Artikel 6 van het EVRM brengt mee dat de rechter dient te toetsen of de hoogte van de opgelegde boete in redelijke verhouding staat tot de ernst en de verwijtbaarheid van de overtreding. Zoals het College eerder heeft overwogen (zie bijvoorbeeld de uitspraak van 3 november 2016, ECLI:NL:CBB:2016:355), vormt voor bij wettelijk voorschrift vastgestelde boetebedragen de bepaling van artikel 5:46, derde lid, van de Awb het kader waarin de op artikel 6 EVRM gestoelde evenredigheidstoets wordt voltrokken.
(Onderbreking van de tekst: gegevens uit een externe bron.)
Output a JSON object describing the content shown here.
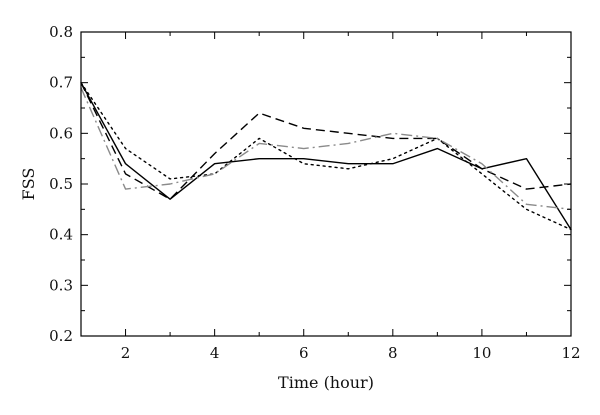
{
  "chart_data": {
    "type": "line",
    "title": "",
    "xlabel": "Time (hour)",
    "ylabel": "FSS",
    "xlim": [
      1,
      12
    ],
    "ylim": [
      0.2,
      0.8
    ],
    "xticks": [
      2,
      4,
      6,
      8,
      10,
      12
    ],
    "yticks": [
      0.2,
      0.3,
      0.4,
      0.5,
      0.6,
      0.7,
      0.8
    ],
    "ytick_labels": [
      "0.2",
      "0.3",
      "0.4",
      "0.5",
      "0.6",
      "0.7",
      "0.8"
    ],
    "xtick_labels": [
      "2",
      "4",
      "6",
      "8",
      "10",
      "12"
    ],
    "grid": false,
    "x": [
      1,
      2,
      3,
      4,
      5,
      6,
      7,
      8,
      9,
      10,
      11,
      12
    ],
    "series": [
      {
        "style": "solid",
        "color": "#000000",
        "values": [
          0.7,
          0.54,
          0.47,
          0.54,
          0.55,
          0.55,
          0.54,
          0.54,
          0.57,
          0.53,
          0.55,
          0.41
        ]
      },
      {
        "style": "dashed",
        "color": "#000000",
        "values": [
          0.7,
          0.52,
          0.47,
          0.56,
          0.64,
          0.61,
          0.6,
          0.59,
          0.59,
          0.53,
          0.49,
          0.5
        ]
      },
      {
        "style": "dotted",
        "color": "#000000",
        "values": [
          0.7,
          0.57,
          0.51,
          0.52,
          0.59,
          0.54,
          0.53,
          0.55,
          0.59,
          0.52,
          0.45,
          0.41
        ]
      },
      {
        "style": "dashdot",
        "color": "#8a8a8a",
        "values": [
          0.69,
          0.49,
          0.5,
          0.52,
          0.58,
          0.57,
          0.58,
          0.6,
          0.59,
          0.54,
          0.46,
          0.45
        ]
      }
    ]
  }
}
Binnen dat kader beoordeelt het College of de voorgeschreven boete in het concrete geval evenredig is aan met name de aard en ernst van de geconstateerde overtreding, de mate waarin deze aan de overtreder kan worden verweten en, zo nodig, de omstandigheden waaronder de overtreding is begaan. In dit geval is er naar het oordeel van het College geen aanleiding voor het oordeel dat de opgelegde boete niet in redelijke verhouding staat tot de ernst en de verwijtbaarheid van de overtreding. De door appellante aangevoerde omstandigheden zijn niet geconcretiseerd en vormen op zichzelf geen reden om de boete onevenredig te achten. Dat appellante een groot aantal transporten verricht maakt niet dat de verplichting om aan de toepasselijke regelgeving te voldoen in mindere mate op haar van toepassing is. De grond slaagt niet.
5.1
Gelet op hetgeen is overwogen onder punt 3.4 slaagt het hoger beroep. De aangevallen uitspraak dient te worden vernietigd. Het College zal, doende hetgeen de rechtbank zou behoren te doen, het beroep alsnog gegrond verklaren en het bestreden besluit alsnog vernietigen. Het College ziet aanleiding om met toepassing van artikel 8:72, derde lid, onder a, van de Awb te bepalen dat de rechtsgevolgen van het vernietigde besluit in stand blijven. Daarbij heeft het College in aanmerking genomen dat appellante voldoende mogelijkheden heeft gehad om zowel in de zienswijze als in bezwaar, beroep en hoger beroep de bevindingen van de toezichthoudend dierenarts te betwisten.
5.2
Het College veroordeelt verweerder in de door appellante gemaakte proceskosten. Deze kosten stelt het College op grond van het Besluit proceskosten bestuursrecht voor de door een derde beroepsmatig verleende rechtsbijstand vast op in totaal € 1.980,- (1 punt voor het indienen van het beroepschrift, 1 punt voor het verschijnen ter zitting bij de rechtbank, 1 punt voor het indienen van het hogerberoepschrift en 1 punt voor het verschijnen ter zitting bij het College met een waarde per punt van € 495,- en wegingsfactor 1).
5.3
Verweerder dient voorts het door appellante in beroep en hoger beroep betaalde griffierecht van in totaal € 834 (€ 331,- bij de rechtbank en € 503,- bij het College) te vergoeden.

Beslissing

Het College:
- vernietigt de aangevallen uitspraak;
- verklaart het bij de rechtbank ingestelde beroep van appellante tegen het bestreden besluit gegrond en vernietigt dit besluit;
  • bepaalt dat de rechtsgevolgen van het vernietigde besluit in stand blijven;
  • draagt verweerder op het betaalde griffierecht van € 834,- aan appellante te vergoeden;
  • veroordeelt verweerder in de proceskosten van appellante tot een bedrag van € 1.980,--.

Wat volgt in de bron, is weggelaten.